A hot extrusion process with an extrusion ratio of 2.4 or more and less than 3.7 is performed at a temperature of 400 to 580 ° C., and the extruded material is subjected to a material temperature in the range of 430 to 550 ° C. and a mold temperature of 100 to 250. ℃ range,
The forging material is subjected to hot forging under the condition that the minimum thickness reduction rate exceeds 25% and the maximum thickness reduction rate is less than 90%, and further subjected to solution treatment and quenching treatment and artificial aging treatment SEM- in the entire cross section excluding the surface layer portion of any three or more parts of this forging
An unrecrystallized region including a low-angle grain boundary with an inclination angle of 2 ° or more and less than 15 ° and a large-angle grain boundary with an inclination angle of 15 ° or more, identified by measurement by the EBSP method, is provided.

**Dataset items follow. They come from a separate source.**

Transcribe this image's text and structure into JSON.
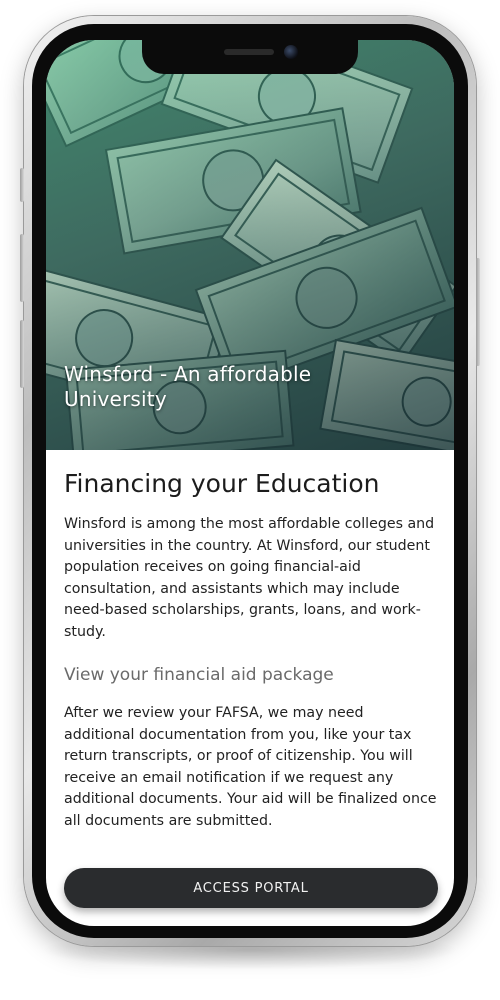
{
  "hero": {
    "title": "Winsford - An affordable University",
    "image": "money-bills-image"
  },
  "main": {
    "title": "Financing your Education",
    "intro": "Winsford is among the most affordable colleges and universities in the country. At Winsford, our student population receives on going financial-aid consultation, and assistants which may include need-based scholarships, grants, loans, and work-study.",
    "subheading": "View your financial aid package",
    "details": "After we review your FAFSA, we may need additional documentation from you, like your tax return transcripts, or proof of citizenship. You will receive an email notification if we request any additional documents. Your aid will be finalized once all documents are submitted."
  },
  "actions": {
    "portal_label": "ACCESS PORTAL"
  },
  "colors": {
    "button_bg": "#2a2c2e",
    "hero_tint": "#46c896"
  }
}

The average grain size of the region surrounded by the boundary having an inclination angle of 2 ° or more in the region is set to 10 μm or less, the average area ratio of the non-recrystallized region to the entire cross section excluding the surface layer portion of the forged material is set to 75% or more, and In this non-recrystallized structure region, the average density of dispersed particles having a maximum length of 10 nm or more and 800 nm or less is 10 particles / μm ³ or more, and the average area ratio of crystallized substances having a maximum length of 0.5 μm or more is 2.5% The manufacturing method of the aluminum alloy forging material characterized by the following.